Ordering Information
| Product Name | Catalog # | UNIT | Price | Qty | FAVORITES | |
CtBP2 Double Nickase Plasmid (h) | sc-401865-NIC | 20 µg | $410.00 | |||
CtBP2 Double Nickase Plasmid (h2) | sc-401865-NIC-2 | 20 µg | $410.00 |
Human CTBP2 encodes C-terminal binding protein 2 (CtBP2), a NADH-sensitive transcriptional coregulator that functions primarily as a corepressor by recruiting chromatin-modifying complexes, including HDACs and other epigenetic regulators, to sequence-specific transcription factors. CtBP2 influences gene programs controlling proliferation, lineage specification, epithelial–mesenchymal transition, and apoptosis, linking cellular metabolic state to transcriptional output. Through these activities, CtBP2 modulates pathways such as Wnt/β-catenin, TGF-β, and hypoxia-associated transcriptional networks, and helps shape chromatin accessibility and enhancer activity. Dysregulated CTBP2 expression or function has been associated with altered differentiation and tumor-associated transcriptional states, making it a useful target for mechanistic studies of transcriptional repression and metabolic control of gene regulation.

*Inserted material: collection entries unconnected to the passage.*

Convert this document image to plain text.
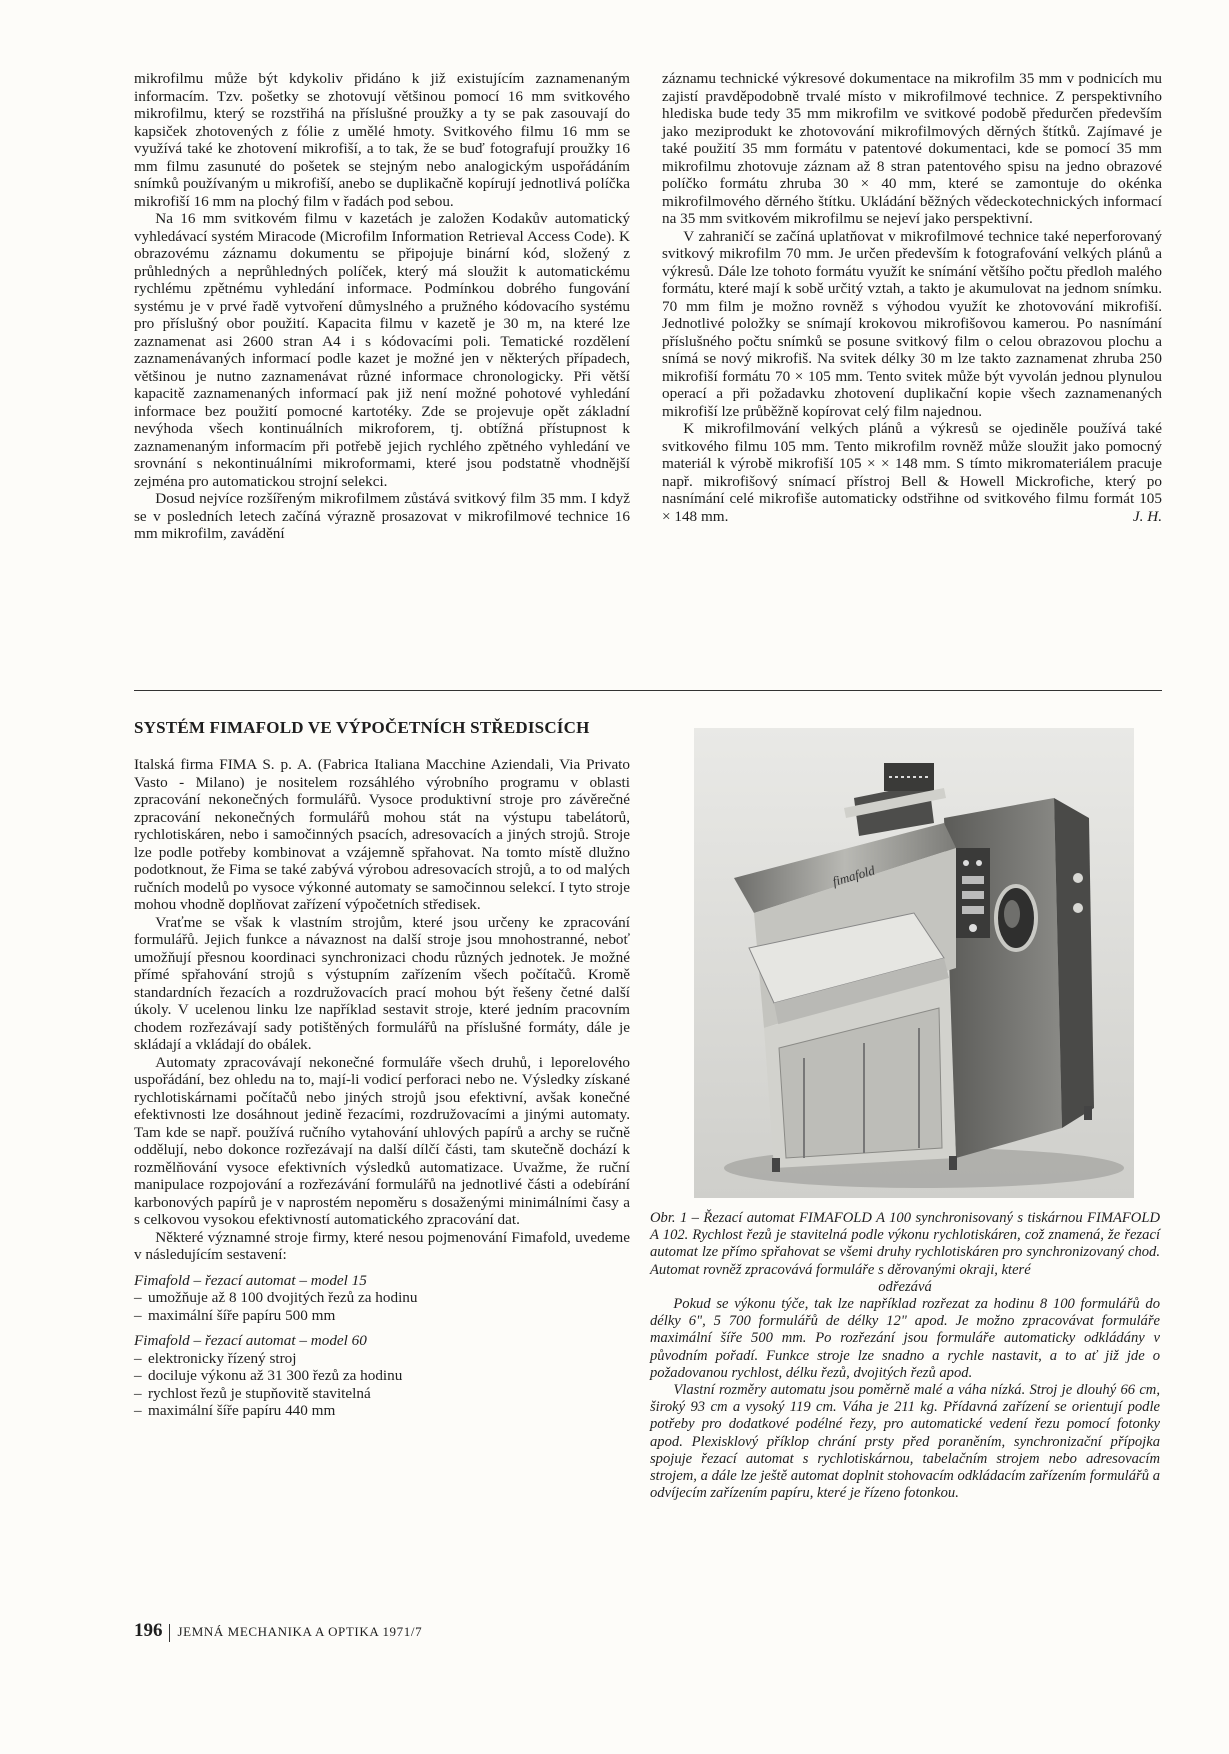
mikrofilmu může být kdykoliv přidáno k již existujícím zaznamenaným informacím. Tzv. pošetky se zhotovují většinou pomocí 16 mm svitkového mikrofilmu, který se rozstřihá na příslušné proužky a ty se pak zasouvají do kapsiček zhotovených z fólie z umělé hmoty. Svitkového filmu 16 mm se využívá také ke zhotovení mikrofiší, a to tak, že se buď fotografují proužky 16 mm filmu zasunuté do pošetek se stejným nebo analogickým uspořádáním snímků používaným u mikrofiší, anebo se duplikačně kopírují jednotlivá políčka mikrofiší 16 mm na plochý film v řadách pod sebou.

Na 16 mm svitkovém filmu v kazetách je založen Kodakův automatický vyhledávací systém Miracode (Microfilm Information Retrieval Access Code). K obrazovému záznamu dokumentu se připojuje binární kód, složený z průhledných a neprůhledných políček, který má sloužit k automatickému rychlému zpětnému vyhledání informace. Podmínkou dobrého fungování systému je v prvé řadě vytvoření důmyslného a pružného kódovacího systému pro příslušný obor použití. Kapacita filmu v kazetě je 30 m, na které lze zaznamenat asi 2600 stran A4 i s kódovacími poli. Tematické rozdělení zaznamenávaných informací podle kazet je možné jen v některých případech, většinou je nutno zaznamenávat různé informace chronologicky. Při větší kapacitě zaznamenaných informací pak již není možné pohotové vyhledání informace bez použití pomocné kartotéky. Zde se projevuje opět základní nevýhoda všech kontinuálních mikroforem, tj. obtížná přístupnost k zaznamenaným informacím při potřebě jejich rychlého zpětného vyhledání ve srovnání s nekontinuálními mikroformami, které jsou podstatně vhodnější zejména pro automatickou strojní selekci.

Dosud nejvíce rozšířeným mikrofilmem zůstává svitkový film 35 mm. I když se v posledních letech začíná výrazně prosazovat v mikrofilmové technice 16 mm mikrofilm, zavádění

záznamu technické výkresové dokumentace na mikrofilm 35 mm v podnicích mu zajistí pravděpodobně trvalé místo v mikrofilmové technice. Z perspektivního hlediska bude tedy 35 mm mikrofilm ve svitkové podobě předurčen především jako meziprodukt ke zhotovování mikrofilmových děrných štítků. Zajímavé je také použití 35 mm formátu v patentové dokumentaci, kde se pomocí 35 mm mikrofilmu zhotovuje záznam až 8 stran patentového spisu na jedno obrazové políčko formátu zhruba 30 × 40 mm, které se zamontuje do okénka mikrofilmového děrného štítku. Ukládání běžných vědeckotechnických informací na 35 mm svitkovém mikrofilmu se nejeví jako perspektivní.

V zahraničí se začíná uplatňovat v mikrofilmové technice také neperforovaný svitkový mikrofilm 70 mm. Je určen především k fotografování velkých plánů a výkresů. Dále lze tohoto formátu využít ke snímání většího počtu předloh malého formátu, které mají k sobě určitý vztah, a takto je akumulovat na jednom snímku. 70 mm film je možno rovněž s výhodou využít ke zhotovování mikrofiší. Jednotlivé položky se snímají krokovou mikrofišovou kamerou. Po nasnímání příslušného počtu snímků se posune svitkový film o celou obrazovou plochu a snímá se nový mikrofiš. Na svitek délky 30 m lze takto zaznamenat zhruba 250 mikrofiší formátu 70 × 105 mm. Tento svitek může být vyvolán jednou plynulou operací a při požadavku zhotovení duplikační kopie všech zaznamenaných mikrofiší lze průběžně kopírovat celý film najednou.

K mikrofilmování velkých plánů a výkresů se ojediněle používá také svitkového filmu 105 mm. Tento mikrofilm rovněž může sloužit jako pomocný materiál k výrobě mikrofiší 105 × × 148 mm. S tímto mikromateriálem pracuje např. mikrofišový snímací přístroj Bell & Howell Mickrofiche, který po nasnímání celé mikrofiše automaticky odstřihne od svitkového filmu formát 105 × 148 mm.	J. H.

SYSTÉM FIMAFOLD VE VÝPOČETNÍCH STŘEDISCÍCH

Italská firma FIMA S. p. A. (Fabrica Italiana Macchine Aziendali, Via Privato Vasto - Milano) je nositelem rozsáhlého výrobního programu v oblasti zpracování nekonečných formulářů. Vysoce produktivní stroje pro závěrečné zpracování nekonečných formulářů mohou stát na výstupu tabelátorů, rychlotiskáren, nebo i samočinných psacích, adresovacích a jiných strojů. Stroje lze podle potřeby kombinovat a vzájemně spřahovat. Na tomto místě dlužno podotknout, že Fima se také zabývá výrobou adresovacích strojů, a to od malých ručních modelů po vysoce výkonné automaty se samočinnou selekcí. I tyto stroje mohou vhodně doplňovat zařízení výpočetních středisek.

Vraťme se však k vlastním strojům, které jsou určeny ke zpracování formulářů. Jejich funkce a návaznost na další stroje jsou mnohostranné, neboť umožňují přesnou koordinaci synchronizaci chodu různých jednotek. Je možné přímé spřahování strojů s výstupním zařízením všech počítačů. Kromě standardních řezacích a rozdružovacích prací mohou být řešeny četné další úkoly. V ucelenou linku lze například sestavit stroje, které jedním pracovním chodem rozřezávají sady potištěných formulářů na příslušné formáty, dále je skládají a vkládají do obálek.

Automaty zpracovávají nekonečné formuláře všech druhů, i leporelového uspořádání, bez ohledu na to, mají-li vodicí perforaci nebo ne. Výsledky získané rychlotiskárnami počítačů nebo jiných strojů jsou efektivní, avšak konečné efektivnosti lze dosáhnout jedině řezacími, rozdružovacími a jinými automaty. Tam kde se např. používá ručního vytahování uhlových papírů a archy se ručně oddělují, nebo dokonce rozřezávají na další dílčí části, tam skutečně dochází k rozmělňování vysoce efektivních výsledků automatizace. Uvažme, že ruční manipulace rozpojování a rozřezávání formulářů na jednotlivé části a odebírání karbonových papírů je v naprostém nepoměru s dosaženými minimálními časy a s celkovou vysokou efektivností automatického zpracování dat.

Některé významné stroje firmy, které nesou pojmenování Fimafold, uvedeme v následujícím sestavení:

Fimafold – řezací automat – model 15

– umožňuje až 8 100 dvojitých řezů za hodinu
– maximální šíře papíru 500 mm

Fimafold – řezací automat – model 60

– elektronicky řízený stroj
– dociluje výkonu až 31 300 řezů za hodinu
– rychlost řezů je stupňovitě stavitelná
– maximální šíře papíru 440 mm
fimafold

Obr. 1 – Řezací automat FIMAFOLD A 100 synchronisovaný s tiskárnou FIMAFOLD A 102. Rychlost řezů je stavitelná podle výkonu rychlotiskáren, což znamená, že řezací automat lze přímo spřahovat se všemi druhy rychlotiskáren pro synchronizovaný chod. Automat rovněž zpracovává formuláře s děrovanými okraji, které

odřezává

Pokud se výkonu týče, tak lze například rozřezat za hodinu 8 100 formulářů do délky 6", 5 700 formulářů de délky 12" apod. Je možno zpracovávat formuláře maximální šíře 500 mm. Po rozřezání jsou formuláře automaticky odkládány v původním pořadí. Funkce stroje lze snadno a rychle nastavit, a to ať již jde o požadovanou rychlost, délku řezů, dvojitých řezů apod.

Vlastní rozměry automatu jsou poměrně malé a váha nízká. Stroj je dlouhý 66 cm, široký 93 cm a vysoký 119 cm. Váha je 211 kg. Přídavná zařízení se orientují podle potřeby pro dodatkové podélné řezy, pro automatické vedení řezu pomocí fotonky apod. Plexisklový příklop chrání prsty před poraněním, synchronizační přípojka spojuje řezací automat s rychlotiskárnou, tabelačním strojem nebo adresovacím strojem, a dále lze ještě automat doplnit stohovacím odkládacím zařízením formulářů a odvíjecím zařízením papíru, které je řízeno fotonkou.

196 JEMNÁ MECHANIKA A OPTIKA 1971/7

CtBP2 Double Nickase Plasmid (h) consists of a matched pair of plasmids engineered for high-specificity editing of the CTBP2 locus in human cell lines. Each plasmid expresses a Cas9 D10A nickase and a distinct sgRNA targeting opposite DNA strands within CTBP2. When directed to adjacent sites on opposite DNA strands, the two nickases generate offset single-strand nicks that together produce a staggered double-strand break, requiring coordinated on-target activity from both guides. The resulting DNA break is resolved by endogenous cellular repair pathways, most commonly through non-homologous end joining (NHEJ), leading to insertions or deletions that disrupt CTBP2 function. By requiring dual sgRNA engagement at the target locus, the double nicking approach enhances editing specificity and provides a complementary CRISPR strategy for applications where additional control over targeting precision is desired.
To support efficient identification of edited cells, one plasmid encodes GFP for fluorescent visualization of transfected populations, while the companion plasmid carries a puromycin resistance gene for antibiotic selection. Together, these features support efficient enrichment of co-transfected populations and simplify the validation of CTBP2-disrupted clones.
For Research Use Only. Not Intended for Diagnostic or Therapeutic Use.